Solid-state technology is nothing new. Computer hard drives went from spinning disks to solid-state drives starting in the 1990s. In the audio space, according to MEMS industry analyst Yole Group, solid-state MEMS microphones commanded just 5 percent of the market in 2007, but by 2022, that share was 72 percent. As solid-state speakers move into production, they could follow a similar trajectory.

The advantages of a solid-state architecture are many. With no moving parts, the devices are more reliable. They’re smaller and lighter. When integrated into earbuds, solid-state speakers are less susceptible to dust and sweat if the wearer goes for a trail ride, for instance. If they forget them in their pocket before doing laundry, solid-state-based earbuds can survive the wash.

And they can be manufactured quickly at large-scale thanks to established, high-capacity silicon fabrication plants. Rather than assemble speakers from disparate parts, we can now “etch” them in silicon using standard semiconductor processes and packaging. The results remain uniform and ultimately, this solid-state fidelity, as it’s called, creates a clearer, more accurate sound.

From Silicon to Sound Waves


Instead of a coil and magnet, solid-state speakers use thin-film piezo technology as their sound actuator, the component that turns electric signals into sound waves. Such piezo technology has been key to miniaturizing many different types of electronics.

The piezo actuator film is applied in a layer as part of the semiconductor fab process to silicon which serves as the speaker diaphragm to move air and produce sound. It’s the stiffness of silicon that helps deliver higher quality sound in an earbud form factor. High-end loudspeakers sometimes use exotic, stiff materials like titanium or even diamond for mid-to-high-range drivers so that the diaphragms vibrate uniformly and create clearer sound. However, most earbuds today use plastic diaphragms, which are about 1/100th the stiffness of silicon.

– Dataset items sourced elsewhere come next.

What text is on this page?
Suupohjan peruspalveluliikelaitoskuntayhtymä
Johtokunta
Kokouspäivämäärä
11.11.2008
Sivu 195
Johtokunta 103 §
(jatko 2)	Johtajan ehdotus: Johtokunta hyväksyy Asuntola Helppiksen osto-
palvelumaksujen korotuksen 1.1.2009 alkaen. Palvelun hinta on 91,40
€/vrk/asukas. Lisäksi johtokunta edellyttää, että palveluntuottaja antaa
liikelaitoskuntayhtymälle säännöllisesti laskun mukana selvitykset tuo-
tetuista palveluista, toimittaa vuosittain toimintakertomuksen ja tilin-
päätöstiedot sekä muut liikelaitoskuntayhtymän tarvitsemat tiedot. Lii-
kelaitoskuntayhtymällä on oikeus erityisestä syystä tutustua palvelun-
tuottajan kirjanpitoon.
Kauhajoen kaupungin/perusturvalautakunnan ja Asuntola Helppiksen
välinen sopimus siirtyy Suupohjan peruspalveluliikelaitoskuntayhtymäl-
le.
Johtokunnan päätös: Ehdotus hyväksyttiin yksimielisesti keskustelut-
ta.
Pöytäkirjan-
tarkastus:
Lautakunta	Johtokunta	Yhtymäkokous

The uniformity and consistency of semiconductor manufacturing results in fast, precise micro speakers. With no coil to spring into action, and with actuation and diaphragm components created in silicon, solid-state speakers respond instantly to voltage, meaning there’s no muddying or discoloration of the sound caused by resonating parts. This is critical for today’s consumer audio experiences, which increasingly include higher quality (Hi-Res) audio content – digitized lossless audio, spatial audio, and more.

Which brings us back to the occlusion effect. High-quality personal audio experiences have outstripped consumers’ tolerance for the hollow, boomy sounds caused by some earbuds, in-ear monitors (IEMs), hearing aids, or other devices. Simply put, a solid-state micro speaker integrated in conjunction with a solid-state MEMS venting system delivers the best of all worlds.

Either because the wearer taps the earbud or sensors perceive certain listening conditions, a DSP controller can open or close a dynamic vent in the earbuds to optimize the listening experience. The open setting reduces annoying occlusion effects and increases the wearer’s spatial awareness; closed delivers the best music experience and sound isolation.

The earbuds (or IEMs or hearing aids) are the same either way. In both cases, the underlying silicon-based design ensures higher fidelity sound reproduction than existing speaker technology can generate, while giving the wearer greater control over the experience. Solid-state MEMS has already revolutionized other electronics. Now it’s time that solid state speakers replace the antiquated coil and magnet technology to enable the best listening experience.